Мы побывали в центре Рокфеллера, полюбовались на конькобежцев. Нед привел меня к гигантской строительной площадке и объяснил, что здесь скоро будет всемирный торговый центр, два высочайших в мире небоскреба-близнеца (бедные, бедные близнецы! не предвидели они своей страшной участи). Одна башня уже близилась к завершению, вторая несколько отставала, но все равно зрелище было грандиозное. И на Импайр-Стэйт-билдинг мы посмотрели, и еще на много чего, в Нью-Йорке есть на что посмотреть. Но толку от этого Неду было мало. Все это было очень интересно и впечатляюще, но мне отчаянно хотелось спать, я тащилась за Недом, держась за его рукав и время от времени откликаясь на его вдохновенные объяснения словами "terrific… incredible…". Наконец он остановился, посмотрел на меня и спросил:
– Других слов ты не знаешь?
– Знаю. Спать. Спа-ать…
В такси он сказал обиженно:
– Ты совсем не хочешь мне помочь. Получается, что от Нью-Йорка у тебя одно впечатление: спа-ать! А для меня этот мой проект невероятно важен. Редактор сказал, что если получится интересно, он возьмет меня на постоянную работу.
– Так ты там не работаешь? Как же тебе дали этот проект?
– Это моя идея. Я придумал и предложил. А это уже полдела – придумать идею. Написать-то каждый может, проблема – о чем!
Я даже почти проснулась. От меня зависела судьба человека!
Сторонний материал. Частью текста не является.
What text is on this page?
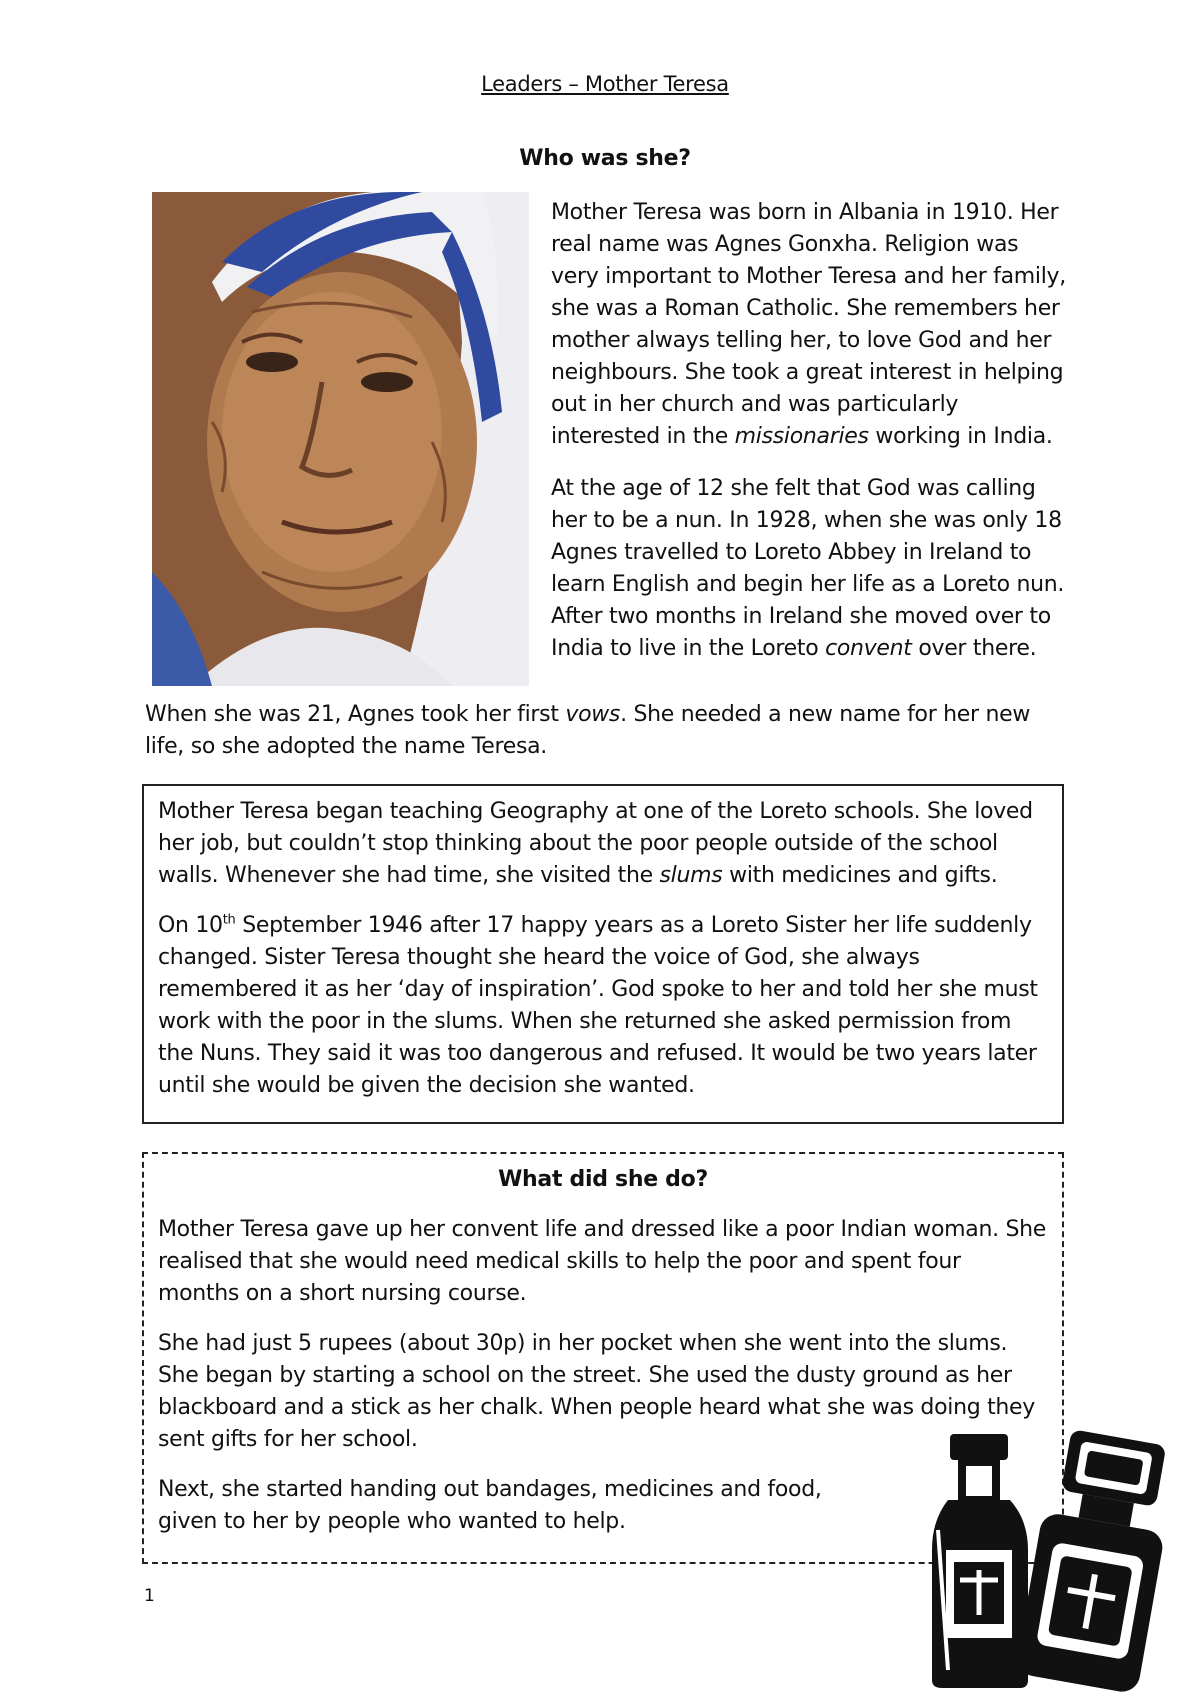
Leaders – Mother Teresa
Who was she?

Mother Teresa was born in Albania in 1910. Her real name was Agnes Gonxha. Religion was very important to Mother Teresa and her family, she was a Roman Catholic. She remembers her mother always telling her, to love God and her neighbours. She took a great interest in helping out in her church and was particularly interested in the missionaries working in India.

At the age of 12 she felt that God was calling her to be a nun. In 1928, when she was only 18 Agnes travelled to Loreto Abbey in Ireland to learn English and begin her life as a Loreto nun. After two months in Ireland she moved over to India to live in the Loreto convent over there.

When she was 21, Agnes took her first vows. She needed a new name for her new life, so she adopted the name Teresa.

Mother Teresa began teaching Geography at one of the Loreto schools. She loved her job, but couldn’t stop thinking about the poor people outside of the school walls. Whenever she had time, she visited the slums with medicines and gifts.

On 10th September 1946 after 17 happy years as a Loreto Sister her life suddenly changed. Sister Teresa thought she heard the voice of God, she always remembered it as her ‘day of inspiration’. God spoke to her and told her she must work with the poor in the slums. When she returned she asked permission from the Nuns. They said it was too dangerous and refused. It would be two years later until she would be given the decision she wanted.

What did she do?

Mother Teresa gave up her convent life and dressed like a poor Indian woman. She realised that she would need medical skills to help the poor and spent four months on a short nursing course.

She had just 5 rupees (about 30p) in her pocket when she went into the slums. She began by starting a school on the street. She used the dusty ground as her blackboard and a stick as her chalk. When people heard what she was doing they sent gifts for her school.

Next, she started handing out bandages, medicines and food,
given to her by people who wanted to help.

1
– Сделаем так, – сказала я. – Все интересное и необычное, если заметишь за мной, – используй. Дай только выспаться, и я постараюсь реагировать как-нибудь позабавнее. Но даже если ничего интересного из меня не вытянешь – не смущайся. Сочиняй! Ты же писатель. Выстрой себе некий персонаж, надели его кое-чем из моей биографии: Москва, Израиль, наивность, ломаный английский, ну, и собирание денег. А дальше включи воображение. Приписывай этому персонажу какие угодно реакции и слова. Я на все согласна! Делай из меня хоть дуру, хоть растяпу, хоть снобку, хоть что хочешь. Главное, чтоб было занятно и правдоподобно. Но только чтоб не было похоже на меня!
Излишним самолюбием Нед не страдал и предложение мое принял целиком и с радостью. А его собственная восторженная натура самым подходящим образом реагировала на все то, на что и как, по его представлению, должна была реагировать я. И он, уже почти не глядя на подлинную меня, приписывал собственные чувства своей героине. Он вовсе не считал, что врет. Он искренне верил, что именно так должен думать и чувствовать человек из России, впервые попавший в его великую страну.
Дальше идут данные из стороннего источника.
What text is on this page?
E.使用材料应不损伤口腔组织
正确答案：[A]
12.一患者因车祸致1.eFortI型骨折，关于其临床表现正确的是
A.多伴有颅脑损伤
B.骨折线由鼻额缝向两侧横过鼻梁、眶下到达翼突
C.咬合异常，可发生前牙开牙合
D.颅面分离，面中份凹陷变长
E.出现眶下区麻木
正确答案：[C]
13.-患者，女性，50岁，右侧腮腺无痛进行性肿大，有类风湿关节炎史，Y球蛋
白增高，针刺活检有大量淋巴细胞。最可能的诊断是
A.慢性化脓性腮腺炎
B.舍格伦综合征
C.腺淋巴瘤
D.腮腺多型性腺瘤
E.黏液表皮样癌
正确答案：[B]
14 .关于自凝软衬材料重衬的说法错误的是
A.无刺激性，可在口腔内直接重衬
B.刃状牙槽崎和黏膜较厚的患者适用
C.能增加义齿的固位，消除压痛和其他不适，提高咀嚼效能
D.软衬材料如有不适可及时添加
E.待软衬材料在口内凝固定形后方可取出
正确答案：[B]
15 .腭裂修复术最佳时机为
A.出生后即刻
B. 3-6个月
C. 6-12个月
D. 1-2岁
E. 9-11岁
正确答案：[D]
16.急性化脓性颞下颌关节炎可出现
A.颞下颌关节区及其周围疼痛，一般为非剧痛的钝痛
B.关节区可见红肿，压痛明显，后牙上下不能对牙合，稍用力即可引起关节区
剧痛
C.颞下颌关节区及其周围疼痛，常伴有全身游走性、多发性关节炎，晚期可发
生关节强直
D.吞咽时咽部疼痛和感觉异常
Время от времени он читал свои записи мне. Иногда его полное непонимание советской ментальности меня смешило, иногда вызывало досаду, но человек он был, в общем-то, неглупый, иногда даже остроумный, и писать умел. Я замечаний ему не делала и поправок не предлагала, вообще решила не вмешиваться в процесс. Боялась нарушить растущий у меня на глазах образ.
Но раз-другой все же не удержалась. Я уже упоминала, какую тоску нагоняли на меня богатые дизайные дома, куда меня приглашали в гости. И дома, и люди в них. Но когда в такой дом вместе со мной пригласили Неда, он восхищался и хвалил именно так, как того ожидали от меня.
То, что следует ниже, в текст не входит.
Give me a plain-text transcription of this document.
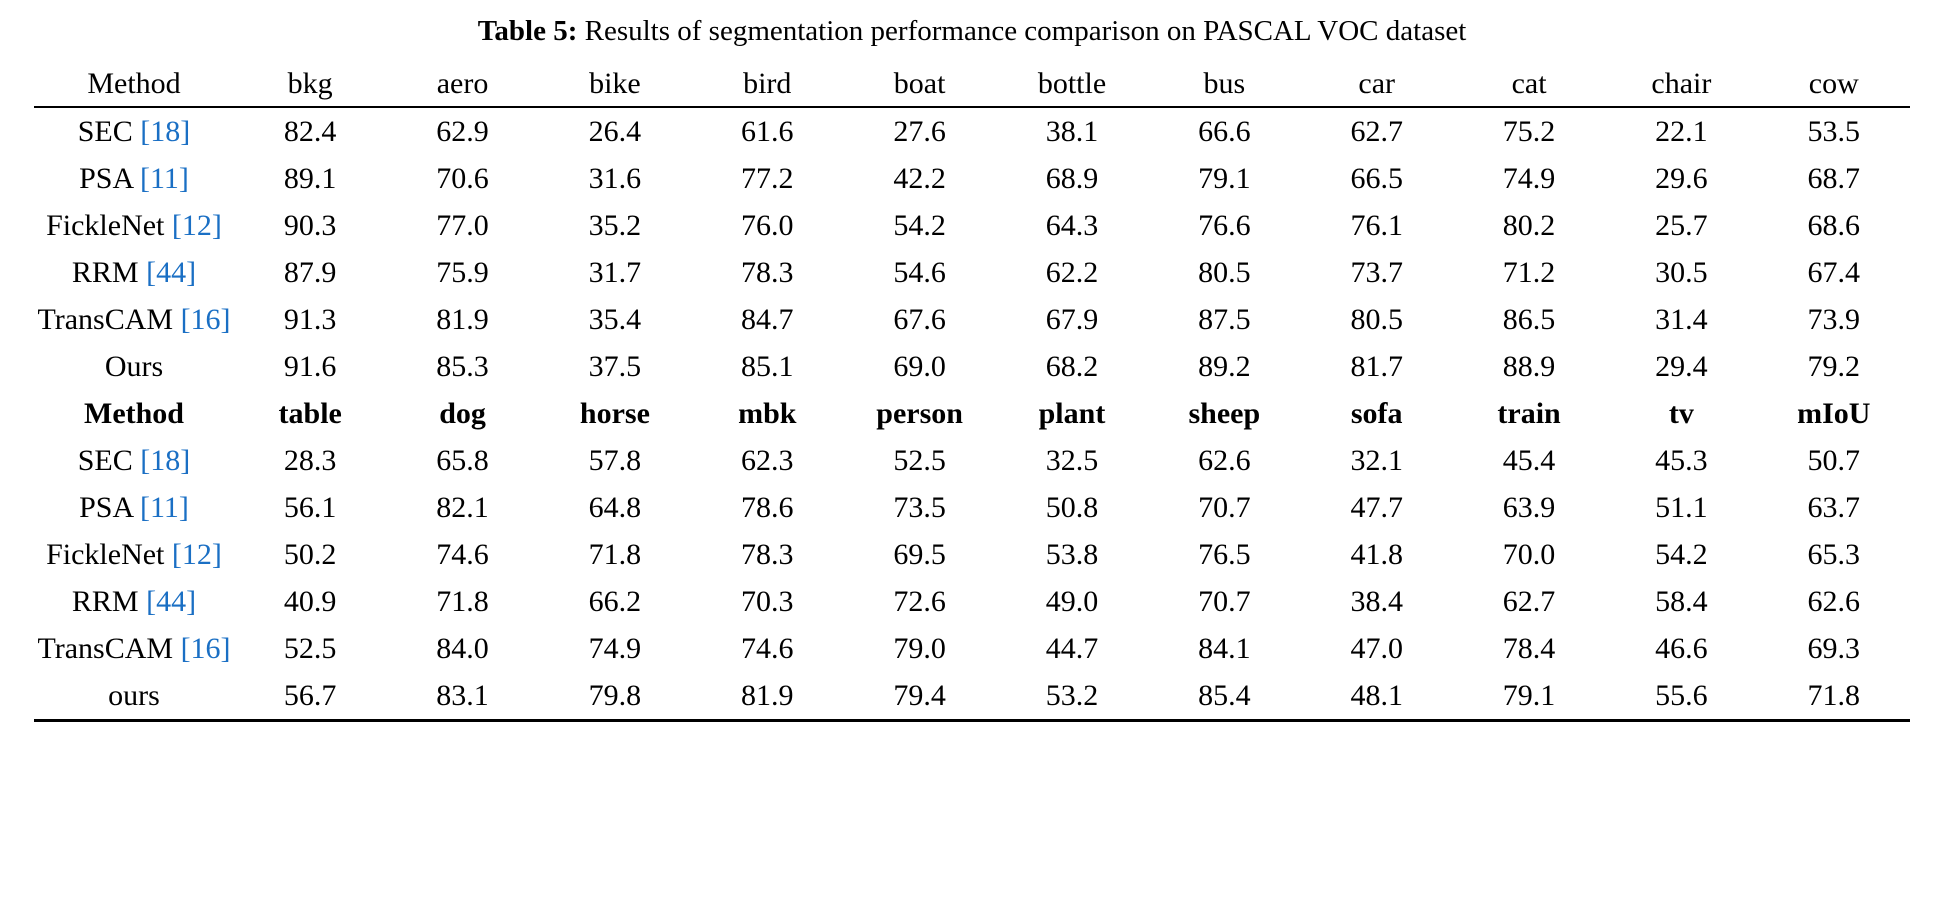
Table 5: Results of segmentation performance comparison on PASCAL VOC dataset
Method	bkg	aero	bike	bird	boat	bottle	bus	car	cat	chair	cow

SEC [18]	82.4	62.9	26.4	61.6	27.6	38.1	66.6	62.7	75.2	22.1	53.5
PSA [11]	89.1	70.6	31.6	77.2	42.2	68.9	79.1	66.5	74.9	29.6	68.7
FickleNet [12]	90.3	77.0	35.2	76.0	54.2	64.3	76.6	76.1	80.2	25.7	68.6
RRM [44]	87.9	75.9	31.7	78.3	54.6	62.2	80.5	73.7	71.2	30.5	67.4
TransCAM [16]	91.3	81.9	35.4	84.7	67.6	67.9	87.5	80.5	86.5	31.4	73.9
Ours	91.6	85.3	37.5	85.1	69.0	68.2	89.2	81.7	88.9	29.4	79.2
Method	table	dog	horse	mbk	person	plant	sheep	sofa	train	tv	mIoU
SEC [18]	28.3	65.8	57.8	62.3	52.5	32.5	62.6	32.1	45.4	45.3	50.7
PSA [11]	56.1	82.1	64.8	78.6	73.5	50.8	70.7	47.7	63.9	51.1	63.7
FickleNet [12]	50.2	74.6	71.8	78.3	69.5	53.8	76.5	41.8	70.0	54.2	65.3
RRM [44]	40.9	71.8	66.2	70.3	72.6	49.0	70.7	38.4	62.7	58.4	62.6
TransCAM [16]	52.5	84.0	74.9	74.6	79.0	44.7	84.1	47.0	78.4	46.6	69.3
ours	56.7	83.1	79.8	81.9	79.4	53.2	85.4	48.1	79.1	55.6	71.8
– Да, – сказал он мне грустно, – такого мне никогда не добиться.
– Ну и скажи спасибо, что никогда не будешь жить в таком доме, – злобно ответила я.
– Да ты что? Неужели ты не хотела бы жить в таком доме?
– Я? В доме, который для меня обставляли и украшали посторонние люди? И стать такой, как его владельцы? Да ни за что!
И тут в нем заиграла профессиональная журналистская жилка.
– Ты серьезно? Тебе не нравится? Вот это интересно! Это я непременно использую. Это необходимо развить. Расскажи мне побольше, чем тебе не нравятся эти люди и их дома?
– Не расскажу. И ты это не используешь. Не за тем меня посылают, чтобы я наводила критику на американскую еврейскую буржуазию. И не за тем, чтобы я обижала наших жертвователей.
– Да как же не использовать? Это золотой материал, он расцветит мой рассказ новой краской. А то героиня получается какая-то уж очень… Всему изумляется, всем восхищается, все одобряет…
– Вот-вот. А ты забыл, откуда берутся все эти восторги? Вспомнил? Ну и придерживайся образа. Никакой критики по адресу моих клиентов!
– Пресно получится…
– Пресно? А ты придумай что-нибудь остренькое.
– Придумай, придумай… Тогда зачем я вообще с тобой езжу?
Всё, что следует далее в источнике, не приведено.